Na conversa, o integrante do Racionais explicou o episódio. Ele lembra que Haddad estava subindo nas pesquisas de segundo turno e, apesar do segundo lugar, o ato “parecia uma festa”. “Quando cheguei lá, percebi que tínhamos perdido a eleição. Olhei para a plateia e não vi o povo que colocou o Lula no governo: a massa negra. Vi uma militância fiel, mas não os meus. Aquilo me revoltou, pois vi que tínhamos falhado ali. Eu tava com clima de velório, porque sabia que a derrota era fatal para a favela. Depois que desci, os negros que estavam trabalhando agradeceram. Aquilo me deu um nó na cabeça”, afirmou.

Lula, então, mostrou que levou a transcrição do discurso de Brown naquele dia. Na avaliação dele, com o crescimento do partido, houve uma mudança na relação entre o PT e a massa. “Eu acho ótimo quando as pessoas são verdadeiras e dão um choque de realidade. O teu discurso em 2018 é a verdade nua e crua. O PT se esqueceu do seu discurso originário, que buscava dar voz ao povo oprimido. Eu não vim de cima para falar com os de baixo. Eu vim de baixo e isso sempre fez o partido ser diferente.”

Antes de encerrar a conversa, os dois trocaram elogios. “Brown, você representa muito para uma parcela do povo brasileiro. Continue falando suas verdades.

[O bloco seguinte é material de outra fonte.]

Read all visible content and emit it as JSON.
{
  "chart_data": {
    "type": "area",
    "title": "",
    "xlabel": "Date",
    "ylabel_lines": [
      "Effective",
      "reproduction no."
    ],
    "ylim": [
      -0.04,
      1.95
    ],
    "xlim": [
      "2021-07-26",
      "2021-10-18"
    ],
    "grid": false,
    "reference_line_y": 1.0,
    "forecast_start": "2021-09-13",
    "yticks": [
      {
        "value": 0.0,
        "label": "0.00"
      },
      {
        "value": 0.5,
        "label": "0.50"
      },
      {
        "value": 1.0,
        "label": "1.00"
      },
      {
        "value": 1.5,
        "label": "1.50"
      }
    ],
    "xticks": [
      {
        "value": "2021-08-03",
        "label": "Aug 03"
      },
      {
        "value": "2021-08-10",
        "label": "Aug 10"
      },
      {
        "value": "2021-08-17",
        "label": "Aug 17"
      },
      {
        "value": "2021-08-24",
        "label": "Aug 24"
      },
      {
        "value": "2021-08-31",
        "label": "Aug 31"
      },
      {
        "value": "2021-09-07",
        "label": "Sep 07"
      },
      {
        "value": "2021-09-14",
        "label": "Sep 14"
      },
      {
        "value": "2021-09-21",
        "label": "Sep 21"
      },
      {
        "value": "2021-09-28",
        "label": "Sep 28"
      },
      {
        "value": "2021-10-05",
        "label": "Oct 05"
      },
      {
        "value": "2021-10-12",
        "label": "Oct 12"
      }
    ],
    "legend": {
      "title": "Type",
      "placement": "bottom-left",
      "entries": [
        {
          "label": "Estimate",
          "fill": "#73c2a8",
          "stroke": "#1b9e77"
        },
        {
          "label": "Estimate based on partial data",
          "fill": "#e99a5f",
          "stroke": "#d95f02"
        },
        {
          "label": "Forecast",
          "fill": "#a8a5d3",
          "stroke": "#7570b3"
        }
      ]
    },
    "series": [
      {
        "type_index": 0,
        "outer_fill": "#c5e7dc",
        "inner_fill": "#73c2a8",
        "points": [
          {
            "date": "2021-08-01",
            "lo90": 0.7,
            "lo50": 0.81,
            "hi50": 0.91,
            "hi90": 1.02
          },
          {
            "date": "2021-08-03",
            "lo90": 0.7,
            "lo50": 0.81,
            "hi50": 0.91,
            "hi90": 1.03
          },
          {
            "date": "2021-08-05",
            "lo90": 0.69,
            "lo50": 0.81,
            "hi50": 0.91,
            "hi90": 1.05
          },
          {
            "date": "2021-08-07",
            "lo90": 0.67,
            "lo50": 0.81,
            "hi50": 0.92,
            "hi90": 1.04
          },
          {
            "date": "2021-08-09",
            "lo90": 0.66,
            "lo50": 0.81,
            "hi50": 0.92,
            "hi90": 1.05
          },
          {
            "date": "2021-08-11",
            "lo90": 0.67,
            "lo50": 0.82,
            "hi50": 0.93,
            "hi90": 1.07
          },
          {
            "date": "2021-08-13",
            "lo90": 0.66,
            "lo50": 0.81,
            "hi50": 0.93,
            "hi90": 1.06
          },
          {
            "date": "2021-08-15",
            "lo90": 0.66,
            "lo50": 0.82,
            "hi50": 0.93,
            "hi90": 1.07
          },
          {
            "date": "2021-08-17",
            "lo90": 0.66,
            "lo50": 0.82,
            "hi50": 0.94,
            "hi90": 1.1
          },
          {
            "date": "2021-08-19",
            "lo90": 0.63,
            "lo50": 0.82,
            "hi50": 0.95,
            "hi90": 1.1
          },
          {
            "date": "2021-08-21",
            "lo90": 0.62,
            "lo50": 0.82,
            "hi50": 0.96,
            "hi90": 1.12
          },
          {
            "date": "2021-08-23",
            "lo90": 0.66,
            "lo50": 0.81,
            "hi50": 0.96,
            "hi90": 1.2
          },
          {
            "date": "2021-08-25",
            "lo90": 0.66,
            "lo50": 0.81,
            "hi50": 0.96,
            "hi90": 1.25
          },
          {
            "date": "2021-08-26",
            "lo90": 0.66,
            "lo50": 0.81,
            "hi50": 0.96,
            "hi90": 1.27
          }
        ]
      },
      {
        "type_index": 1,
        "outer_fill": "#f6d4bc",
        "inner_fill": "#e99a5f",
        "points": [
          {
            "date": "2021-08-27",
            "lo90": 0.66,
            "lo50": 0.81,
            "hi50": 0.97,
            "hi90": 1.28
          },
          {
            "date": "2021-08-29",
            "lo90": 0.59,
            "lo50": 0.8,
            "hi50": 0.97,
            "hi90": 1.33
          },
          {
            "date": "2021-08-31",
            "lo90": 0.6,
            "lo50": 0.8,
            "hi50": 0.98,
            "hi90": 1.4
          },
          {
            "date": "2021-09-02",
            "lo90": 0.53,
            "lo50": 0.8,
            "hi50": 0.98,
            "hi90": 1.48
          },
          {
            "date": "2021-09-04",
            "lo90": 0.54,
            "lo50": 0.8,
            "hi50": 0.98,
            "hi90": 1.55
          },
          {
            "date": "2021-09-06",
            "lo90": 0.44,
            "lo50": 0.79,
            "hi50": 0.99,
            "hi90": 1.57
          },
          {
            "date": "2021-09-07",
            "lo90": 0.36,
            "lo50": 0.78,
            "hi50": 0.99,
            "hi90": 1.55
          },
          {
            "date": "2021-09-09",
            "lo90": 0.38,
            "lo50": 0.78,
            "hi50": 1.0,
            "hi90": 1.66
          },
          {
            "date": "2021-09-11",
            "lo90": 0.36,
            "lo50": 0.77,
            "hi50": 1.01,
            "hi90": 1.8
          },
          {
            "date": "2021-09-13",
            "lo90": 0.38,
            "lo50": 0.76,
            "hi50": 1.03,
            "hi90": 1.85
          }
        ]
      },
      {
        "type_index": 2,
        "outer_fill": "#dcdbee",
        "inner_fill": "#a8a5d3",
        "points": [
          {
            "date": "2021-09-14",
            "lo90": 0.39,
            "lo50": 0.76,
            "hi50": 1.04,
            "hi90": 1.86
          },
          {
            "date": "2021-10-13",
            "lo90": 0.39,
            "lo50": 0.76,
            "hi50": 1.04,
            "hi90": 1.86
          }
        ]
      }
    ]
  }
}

Assim como você, eu nunca menti para o trabalhador, sempre falei a verdade, mesmo doendo.”

Já Mano Brown lembrou que, apesar de apoiar os governos petistas, se orgulha do movimento Hip-Hop nunca ter se beneficiado diretamente. “O nosso movimento se doou para o PT incondicionalmente e não tivemos nada em troca, até porquê sempre fui contra qualquer benefício. A gente apoiou, e ainda apoia, o Lula, mas nunca foi por benefício algum. Para o hip-hop, não teve nada em troca, mas para o povo teve. E é para isso que o hip-hop existe”, finalizou.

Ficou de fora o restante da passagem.